O estudo envolveu ainda uma análise profunda dos dados, de forma a compreender as estratégias de marketing utilizadas pelas empresas de cigarros electrónicos. “As autoridades de saúde pública dos EUA estão a classificar como epidemia o consumo de cigarros electrónicos entre os jovens e têm-se esforçado para impedir tal epidemia ao lançarem a campanha #TheRealCost”, nota Julia Vassey. “O grande desequilíbrio no volume de publicações [contra e a favor dos cigarros electrónicos] fez com que a mensagem da FDA fosse abafada pelo marketing das marcas de cigarros electrónicos”, acrescenta.

O consumo de cigarros electrónicos e vaporizadores tem vindo a aumentar drasticamente entre os adolescentes, que encaram estes produtos como alternativas mais saudáveis ao tabaco convencional. No entanto, os especialistas avisam que os cigarros electrónicos podem causar inflamações, problemas de imunidade e doenças respiratórias.

Segundo os participantes neste estudo, a campanha #TheRealCost fomentou o medo, em vez de dar orientações sobre estratégias para deixar de fumar. No futuro, os investigadores esperam que esta análise ajude a orientar as próximas campanhas de intervenção em saúde pública e pretendem analisar de que forma estas publicações se traduzem num consumo real destes produtos.
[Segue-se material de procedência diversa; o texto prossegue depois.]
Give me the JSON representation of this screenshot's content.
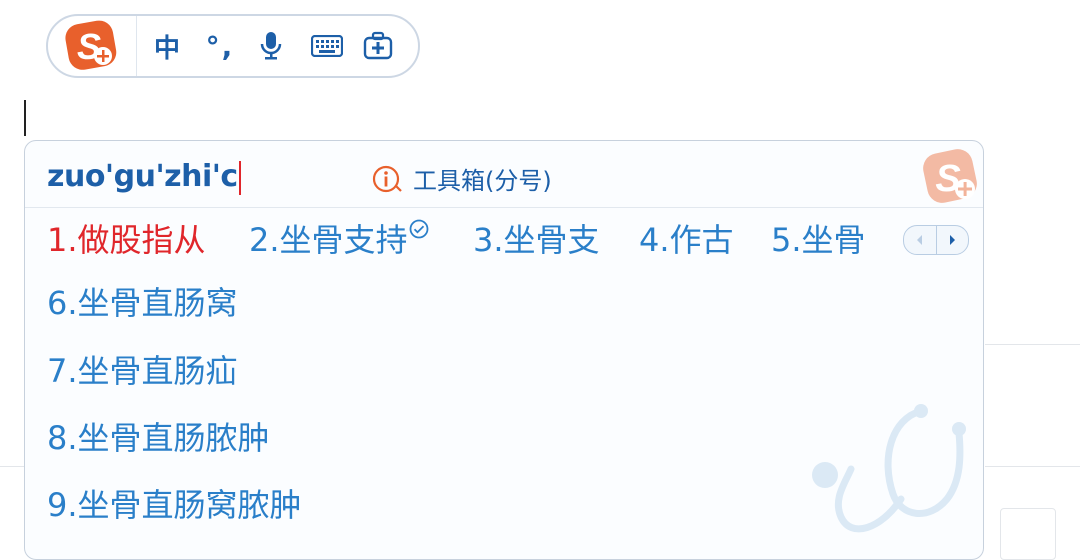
{
  "status_bar": {
    "mode_label": "中",
    "punct_label": "°,",
    "icons": [
      "sogou-logo-icon",
      "microphone-icon",
      "keyboard-icon",
      "toolbox-icon"
    ]
  },
  "candidate_window": {
    "composition": "zuo'gu'zhi'c",
    "toolbox_hint": "工具箱(分号)",
    "candidates": [
      {
        "label": "1.做股指从"
      },
      {
        "label": "2.坐骨支持",
        "badge": "check-circle-icon"
      },
      {
        "label": "3.坐骨支"
      },
      {
        "label": "4.作古"
      },
      {
        "label": "5.坐骨"
      },
      {
        "label": "6.坐骨直肠窝"
      },
      {
        "label": "7.坐骨直肠疝"
      },
      {
        "label": "8.坐骨直肠脓肿"
      },
      {
        "label": "9.坐骨直肠窝脓肿"
      }
    ],
    "pager": [
      "prev-page-icon",
      "next-page-icon"
    ],
    "decoration": "stethoscope-icon"
  },
  "colors": {
    "accent": "#1d5fa8",
    "candidate": "#2a7fc9",
    "first_candidate": "#e0262b",
    "logo": "#e8602c"
  }
}
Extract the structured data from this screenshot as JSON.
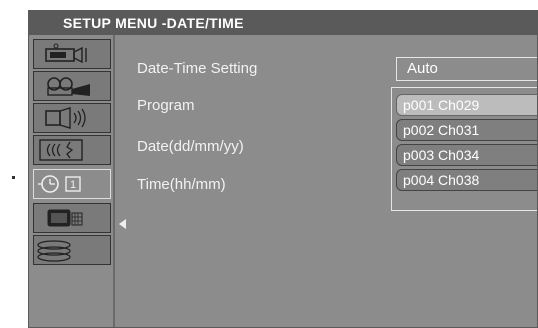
{
  "window": {
    "title": "SETUP MENU -DATE/TIME"
  },
  "sidebar": {
    "tabs": [
      {
        "icon": "video-camera-icon"
      },
      {
        "icon": "projector-icon"
      },
      {
        "icon": "speaker-icon"
      },
      {
        "icon": "signal-wave-icon"
      },
      {
        "icon": "clock-icon",
        "badge": "1",
        "active": true
      },
      {
        "icon": "display-grid-icon"
      },
      {
        "icon": "disc-stack-icon"
      }
    ]
  },
  "settings": [
    {
      "label": "Date-Time Setting"
    },
    {
      "label": "Program"
    },
    {
      "label": "Date(dd/mm/yy)"
    },
    {
      "label": "Time(hh/mm)"
    }
  ],
  "date_time_setting": {
    "value": "Auto"
  },
  "program_dropdown": {
    "options": [
      "p001 Ch029",
      "p002 Ch031",
      "p003 Ch034",
      "p004 Ch038"
    ],
    "selected_index": 0
  },
  "colors": {
    "panel": "#8c8c8c",
    "title_bar": "#5a5a5a",
    "selected_option": "#bcbcbc"
  }
}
“Esperamos que as descobertas forneçam aos reguladores de saúde pública informações sobre os canais mais populares usados pelos influenciadores para promover conteúdo a favor dos cigarros electrónicos entre a população menor de idade, para ajudar a combater a publicidade aos cigarros electrónicos e travar a sua proliferação entre os jovens”, conclui Julia Vassey.

Em Dezembro passado, a Direcção-Geral da Saúde (DGS) portuguesa alertou para os riscos do tabaco aquecido e cigarros electrónicos e aconselhou os consumidores a não usarem este tipo de produtos. Nos Estados Unidos, o número de casos de doenças pulmonares e de mortes associadas ao consumo de cigarros electrónicos ou dispositivos de vaporização tem vindo a aumentar ao longo dos últimos meses.